また、ベテラン作業員の技術を若手に継承する教育プログラムの拡充も重要であり、これにより新規労働者が迅速に戦力化できるようになります。

さらに、働きやすい環境を整えることで、離職率を低下させ、業界全体の魅力を向上させることが期待されます。こうした取り組みを通じて、生コン業界は競争力を高め、持続可能な発展を目指すことができるでしょう。

持続可能な製造プロセスへの転換


環境負荷を軽減し、長期的な成長を確保するために重要です。廃棄物や再生資源を利用したエココンクリートの活用が進められ、これにより原材料の節約と廃棄物の削減が実現します

また、カーボンニュートラルへの対応として、低炭素製品の開発や製造過程でのCO₂排出削減が求められています。これに加え、エネルギー効率の向上や再生可能エネルギーの導入も重要な要素です。持続可能な製造プロセスへの転換は、業界の競争力を高めるだけでなく、環境保護にも貢献し、社会的責任を果たすことにもつながります。

最新システムの導入

人手不足や作業員の高齢化に伴い、業務の効率化が急務となる中で進められています。AIやロボット技術を活用することで、自動化が進み、作業の精度やスピードが向上します

また、物流管理システムの導入により、運搬効率の最適化やコスト削減が実現されます。これらの技術を駆使することで、少ない人手でも高い生産性を維持し、労働環境の改善にもつながります。

最新システムの導入は、生コン業界の競争力を高め、持続可能な成長を支える重要な要素となります。

M&Aの実施

業務の効率化や持続可能な成長を目指す取り組みにおいて重要な選択肢となっています。特に、最新技術やシステムの導入に対応できるのは予算規模の大きい企業に限られるため、資金やリソースが限られた企業は、一部の事業を譲渡したり、より大規模な企業の傘下に入ることで安定した経営基盤のもと事業を継続するケースが増えています。

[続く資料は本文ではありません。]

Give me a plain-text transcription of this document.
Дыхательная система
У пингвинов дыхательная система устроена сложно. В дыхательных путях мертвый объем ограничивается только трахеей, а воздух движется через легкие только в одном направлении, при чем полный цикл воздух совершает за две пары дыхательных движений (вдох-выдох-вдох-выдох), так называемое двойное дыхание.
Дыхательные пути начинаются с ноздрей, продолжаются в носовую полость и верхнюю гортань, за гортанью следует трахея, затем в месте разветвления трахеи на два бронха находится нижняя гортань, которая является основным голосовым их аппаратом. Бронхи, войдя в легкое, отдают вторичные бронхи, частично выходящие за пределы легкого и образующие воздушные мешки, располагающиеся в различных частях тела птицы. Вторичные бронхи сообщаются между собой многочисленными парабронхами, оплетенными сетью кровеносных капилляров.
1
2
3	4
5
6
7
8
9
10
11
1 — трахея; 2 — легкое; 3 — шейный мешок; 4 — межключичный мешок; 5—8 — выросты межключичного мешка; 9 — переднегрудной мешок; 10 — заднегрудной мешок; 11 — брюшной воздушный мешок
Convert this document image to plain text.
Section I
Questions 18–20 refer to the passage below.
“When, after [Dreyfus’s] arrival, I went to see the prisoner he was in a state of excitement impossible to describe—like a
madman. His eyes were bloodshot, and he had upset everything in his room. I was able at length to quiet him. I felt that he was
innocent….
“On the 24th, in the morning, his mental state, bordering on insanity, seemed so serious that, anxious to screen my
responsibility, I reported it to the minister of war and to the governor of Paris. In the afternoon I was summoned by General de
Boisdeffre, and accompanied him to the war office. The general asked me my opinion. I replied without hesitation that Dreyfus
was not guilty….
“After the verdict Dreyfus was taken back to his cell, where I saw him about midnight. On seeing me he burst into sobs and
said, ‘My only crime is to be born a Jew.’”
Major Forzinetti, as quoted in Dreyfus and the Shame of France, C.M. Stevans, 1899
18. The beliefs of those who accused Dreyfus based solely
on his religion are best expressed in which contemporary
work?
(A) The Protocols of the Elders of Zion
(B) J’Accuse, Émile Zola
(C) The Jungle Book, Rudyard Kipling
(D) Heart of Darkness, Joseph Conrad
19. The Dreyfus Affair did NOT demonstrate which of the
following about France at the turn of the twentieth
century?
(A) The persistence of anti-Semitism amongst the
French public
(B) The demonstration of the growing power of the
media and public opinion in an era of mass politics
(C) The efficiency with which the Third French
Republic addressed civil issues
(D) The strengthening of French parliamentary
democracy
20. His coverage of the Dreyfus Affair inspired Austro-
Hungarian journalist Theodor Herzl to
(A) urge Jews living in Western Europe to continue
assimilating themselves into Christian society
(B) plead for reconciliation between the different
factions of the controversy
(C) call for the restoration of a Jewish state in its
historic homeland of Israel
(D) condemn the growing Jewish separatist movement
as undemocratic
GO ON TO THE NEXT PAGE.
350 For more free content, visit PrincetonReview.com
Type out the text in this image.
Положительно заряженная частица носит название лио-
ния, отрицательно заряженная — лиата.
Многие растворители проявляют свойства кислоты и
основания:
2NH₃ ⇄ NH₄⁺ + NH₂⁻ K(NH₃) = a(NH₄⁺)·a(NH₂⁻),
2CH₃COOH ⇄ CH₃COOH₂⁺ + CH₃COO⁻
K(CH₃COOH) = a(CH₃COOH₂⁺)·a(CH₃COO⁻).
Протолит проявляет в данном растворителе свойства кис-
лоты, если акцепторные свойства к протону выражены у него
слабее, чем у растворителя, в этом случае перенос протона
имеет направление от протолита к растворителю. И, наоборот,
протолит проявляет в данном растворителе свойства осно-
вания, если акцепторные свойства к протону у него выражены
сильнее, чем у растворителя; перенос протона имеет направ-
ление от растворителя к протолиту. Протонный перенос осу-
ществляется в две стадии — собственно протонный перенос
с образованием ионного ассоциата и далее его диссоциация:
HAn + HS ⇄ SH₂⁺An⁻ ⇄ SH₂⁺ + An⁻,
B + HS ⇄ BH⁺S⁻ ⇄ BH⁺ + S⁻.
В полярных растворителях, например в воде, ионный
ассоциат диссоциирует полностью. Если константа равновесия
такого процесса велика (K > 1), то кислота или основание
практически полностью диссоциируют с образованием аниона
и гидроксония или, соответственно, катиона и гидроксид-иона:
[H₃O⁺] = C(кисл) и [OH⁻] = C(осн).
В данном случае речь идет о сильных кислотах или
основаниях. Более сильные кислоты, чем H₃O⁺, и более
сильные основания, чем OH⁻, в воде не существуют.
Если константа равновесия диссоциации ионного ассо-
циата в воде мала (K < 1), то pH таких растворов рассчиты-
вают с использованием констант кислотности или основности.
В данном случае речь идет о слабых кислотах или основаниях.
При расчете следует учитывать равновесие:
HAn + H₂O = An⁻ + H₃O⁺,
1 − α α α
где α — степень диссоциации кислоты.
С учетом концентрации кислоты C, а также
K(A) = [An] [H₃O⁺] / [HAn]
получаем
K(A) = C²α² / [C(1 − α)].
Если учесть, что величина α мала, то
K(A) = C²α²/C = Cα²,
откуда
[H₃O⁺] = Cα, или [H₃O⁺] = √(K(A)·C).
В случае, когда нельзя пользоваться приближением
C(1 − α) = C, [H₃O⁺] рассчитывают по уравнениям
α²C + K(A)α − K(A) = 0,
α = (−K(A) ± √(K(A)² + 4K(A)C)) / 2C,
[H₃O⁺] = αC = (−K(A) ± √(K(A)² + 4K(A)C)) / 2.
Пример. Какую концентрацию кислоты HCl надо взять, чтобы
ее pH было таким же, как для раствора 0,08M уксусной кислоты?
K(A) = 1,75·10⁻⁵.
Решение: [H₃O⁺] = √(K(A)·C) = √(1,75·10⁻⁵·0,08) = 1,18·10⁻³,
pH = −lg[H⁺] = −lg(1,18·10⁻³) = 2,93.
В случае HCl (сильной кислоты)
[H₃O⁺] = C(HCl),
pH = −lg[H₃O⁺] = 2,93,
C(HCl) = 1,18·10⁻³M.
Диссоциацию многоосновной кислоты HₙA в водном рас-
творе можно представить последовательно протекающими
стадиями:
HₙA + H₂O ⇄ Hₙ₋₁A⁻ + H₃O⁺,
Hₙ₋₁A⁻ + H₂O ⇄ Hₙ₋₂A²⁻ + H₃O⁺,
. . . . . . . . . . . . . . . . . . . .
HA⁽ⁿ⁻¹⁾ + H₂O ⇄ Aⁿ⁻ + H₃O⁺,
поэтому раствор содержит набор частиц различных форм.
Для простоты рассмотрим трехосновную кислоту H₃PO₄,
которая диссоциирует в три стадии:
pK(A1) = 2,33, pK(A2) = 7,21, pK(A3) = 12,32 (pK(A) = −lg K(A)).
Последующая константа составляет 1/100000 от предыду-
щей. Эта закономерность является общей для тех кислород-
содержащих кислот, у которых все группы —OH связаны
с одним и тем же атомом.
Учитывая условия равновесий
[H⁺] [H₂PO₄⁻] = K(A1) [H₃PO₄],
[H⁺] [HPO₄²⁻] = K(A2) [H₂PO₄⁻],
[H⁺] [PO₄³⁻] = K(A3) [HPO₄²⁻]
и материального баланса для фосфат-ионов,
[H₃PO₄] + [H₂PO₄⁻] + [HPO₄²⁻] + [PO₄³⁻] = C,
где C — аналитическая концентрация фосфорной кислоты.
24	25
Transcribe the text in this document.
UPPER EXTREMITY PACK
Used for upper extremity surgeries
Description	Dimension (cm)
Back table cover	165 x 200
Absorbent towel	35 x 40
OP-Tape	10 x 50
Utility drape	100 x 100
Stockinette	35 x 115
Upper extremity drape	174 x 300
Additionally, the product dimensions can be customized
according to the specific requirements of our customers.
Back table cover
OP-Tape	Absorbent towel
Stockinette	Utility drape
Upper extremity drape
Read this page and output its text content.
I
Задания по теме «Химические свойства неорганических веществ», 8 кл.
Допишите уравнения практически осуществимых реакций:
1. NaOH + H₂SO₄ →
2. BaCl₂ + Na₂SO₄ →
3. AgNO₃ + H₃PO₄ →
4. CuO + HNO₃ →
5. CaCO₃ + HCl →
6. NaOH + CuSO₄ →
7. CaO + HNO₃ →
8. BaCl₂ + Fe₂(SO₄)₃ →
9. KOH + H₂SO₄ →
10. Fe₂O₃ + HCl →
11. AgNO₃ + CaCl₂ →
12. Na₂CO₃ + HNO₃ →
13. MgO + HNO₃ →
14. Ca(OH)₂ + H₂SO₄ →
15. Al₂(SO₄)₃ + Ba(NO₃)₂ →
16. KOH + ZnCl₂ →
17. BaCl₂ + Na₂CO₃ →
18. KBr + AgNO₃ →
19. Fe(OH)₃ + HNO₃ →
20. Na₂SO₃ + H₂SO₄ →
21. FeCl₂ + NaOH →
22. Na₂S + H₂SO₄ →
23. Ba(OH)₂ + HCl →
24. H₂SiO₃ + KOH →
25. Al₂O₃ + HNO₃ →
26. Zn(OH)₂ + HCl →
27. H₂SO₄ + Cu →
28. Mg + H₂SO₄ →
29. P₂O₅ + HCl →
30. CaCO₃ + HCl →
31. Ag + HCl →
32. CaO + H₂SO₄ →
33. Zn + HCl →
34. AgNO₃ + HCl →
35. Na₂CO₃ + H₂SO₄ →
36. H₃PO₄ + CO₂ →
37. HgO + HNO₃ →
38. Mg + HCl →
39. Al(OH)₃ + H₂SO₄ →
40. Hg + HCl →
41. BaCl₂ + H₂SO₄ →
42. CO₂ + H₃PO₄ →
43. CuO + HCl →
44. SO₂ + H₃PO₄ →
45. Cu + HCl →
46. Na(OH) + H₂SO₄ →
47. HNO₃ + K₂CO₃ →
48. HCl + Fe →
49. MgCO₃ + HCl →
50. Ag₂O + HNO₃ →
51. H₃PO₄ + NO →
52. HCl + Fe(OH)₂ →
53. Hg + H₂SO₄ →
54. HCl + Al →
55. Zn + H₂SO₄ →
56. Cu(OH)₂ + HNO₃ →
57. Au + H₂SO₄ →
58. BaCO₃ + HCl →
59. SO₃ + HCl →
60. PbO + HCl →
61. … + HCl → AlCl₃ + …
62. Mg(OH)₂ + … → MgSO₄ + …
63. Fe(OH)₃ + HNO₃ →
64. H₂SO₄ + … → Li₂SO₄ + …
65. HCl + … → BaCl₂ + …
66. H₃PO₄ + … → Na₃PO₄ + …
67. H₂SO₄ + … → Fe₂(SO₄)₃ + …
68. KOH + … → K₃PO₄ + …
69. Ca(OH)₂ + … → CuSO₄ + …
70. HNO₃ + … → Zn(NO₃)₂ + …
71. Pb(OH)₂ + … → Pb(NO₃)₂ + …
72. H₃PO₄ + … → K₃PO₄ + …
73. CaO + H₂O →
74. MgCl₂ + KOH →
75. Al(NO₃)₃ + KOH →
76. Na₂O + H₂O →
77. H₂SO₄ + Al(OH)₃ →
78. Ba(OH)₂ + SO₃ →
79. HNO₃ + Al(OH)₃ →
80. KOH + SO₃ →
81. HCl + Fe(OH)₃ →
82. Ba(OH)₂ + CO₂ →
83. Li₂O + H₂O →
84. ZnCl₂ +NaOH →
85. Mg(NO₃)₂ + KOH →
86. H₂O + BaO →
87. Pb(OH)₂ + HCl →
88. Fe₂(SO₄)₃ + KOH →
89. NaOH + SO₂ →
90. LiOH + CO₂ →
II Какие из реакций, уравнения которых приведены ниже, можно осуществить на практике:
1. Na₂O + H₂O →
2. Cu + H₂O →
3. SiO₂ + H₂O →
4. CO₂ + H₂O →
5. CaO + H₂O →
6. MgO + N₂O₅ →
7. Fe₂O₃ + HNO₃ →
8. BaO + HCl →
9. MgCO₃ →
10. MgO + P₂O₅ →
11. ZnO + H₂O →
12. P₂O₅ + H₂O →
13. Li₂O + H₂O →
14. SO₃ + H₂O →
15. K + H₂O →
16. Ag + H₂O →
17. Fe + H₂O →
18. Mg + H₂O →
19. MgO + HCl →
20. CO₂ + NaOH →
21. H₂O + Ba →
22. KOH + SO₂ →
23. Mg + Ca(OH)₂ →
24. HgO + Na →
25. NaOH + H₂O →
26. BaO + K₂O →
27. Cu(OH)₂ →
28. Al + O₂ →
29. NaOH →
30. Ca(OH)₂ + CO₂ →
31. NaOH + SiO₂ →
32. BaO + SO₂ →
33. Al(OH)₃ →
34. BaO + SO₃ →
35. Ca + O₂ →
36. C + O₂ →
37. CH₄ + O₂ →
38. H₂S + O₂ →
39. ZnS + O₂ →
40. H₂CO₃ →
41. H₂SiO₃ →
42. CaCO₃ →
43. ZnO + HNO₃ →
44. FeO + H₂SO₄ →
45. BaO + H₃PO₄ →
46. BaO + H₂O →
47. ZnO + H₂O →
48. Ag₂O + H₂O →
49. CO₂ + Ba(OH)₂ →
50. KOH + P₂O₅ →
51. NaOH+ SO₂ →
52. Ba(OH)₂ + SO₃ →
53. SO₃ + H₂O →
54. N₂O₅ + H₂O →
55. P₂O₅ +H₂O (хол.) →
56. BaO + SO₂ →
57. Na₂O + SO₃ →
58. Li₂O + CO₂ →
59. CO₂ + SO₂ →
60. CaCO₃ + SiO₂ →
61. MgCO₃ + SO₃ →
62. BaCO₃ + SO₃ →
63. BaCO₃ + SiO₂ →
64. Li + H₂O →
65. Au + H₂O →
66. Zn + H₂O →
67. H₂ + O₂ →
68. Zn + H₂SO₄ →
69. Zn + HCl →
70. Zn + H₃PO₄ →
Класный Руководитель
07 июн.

M&Aを通じて、規模の経済を実現し、技術やノウハウの共有を図ることができるため、業界全体の競争力向上や事業の持続可能性を確保する手段として注目されています。



生コン業界のM&Aの目的とメリット

ここではコンクリート製造業界においてM&Aを実施するメリットを紹介します。

M&Aは譲渡企業と買収企業双方に複数のメリットをもたらします。

建築現場

譲渡企業側の目的とメリット

譲渡企業としては下記のメリットを享受できます。

財政状況の改善が期待できる

自社のノウハウ継承が期待できる

従業員の雇用を継続できる

新規事業や市場開拓ができる

売却益を得られる

M&Aを検討する場合、多くの企業が財政状況や将来性に不安を抱えています。

勢いのある企業とM&A契約を進めることで、財政状況の改善や自社のノウハウ継承が可能になるでしょう。また、財政難から人材の削減を検討している場合においてもM&Aを進めると雇用を継続でき、従業員の生活を守れます。さらに、買収先の販路やノウハウとのシナジーによっては新規事業への着手も叶うでしょう。

 

買収企業側の目的とメリット

M&Aのメリットは買収企業にもあります。具体的には下記の通りです。

市場占有率の拡大

新規事業展開

差別化への着手

コンクリート製造業界においてはJIS規格が設けられていることから商品の差別化が難しいデメリットを抱えています。そのため、価格競争が目立ちコスト削減の動きが高まっています。

特に、中小企業の場合は大手と比較して立場が弱く、資金力も限られることから市場占有率を拡大するためにM&Aは効果的です。また、異業種や独自性を持つ企業を買収すると、新たな事業展開や差別化のきっかけにもなり得ます。

関連記事:M&Aの目的を買い手・売り手の両視点から解説!課題やポイントも紹介

 

生コン業界のM&Aを成功に導くためのポイント

M&A実施においては下記3つに注意が必要です。

方向性の一致

従業員への理解

情報管理

M&Aを行う大きな目的としては「事業の維持や発展」があります。

企業を上向きにするには2社間で認識の齟齬を無くす必要があります。「どのような層を獲得するか」「どのようなビジョンを描いて統合を進めるか」とゴールを統一し、納得した上で契約を進めましょう。

また、既存従業員に理解を求めることも欠かせません。従業員が納得できる説明を行わなければ退職が頻発する可能性もあるでしょう。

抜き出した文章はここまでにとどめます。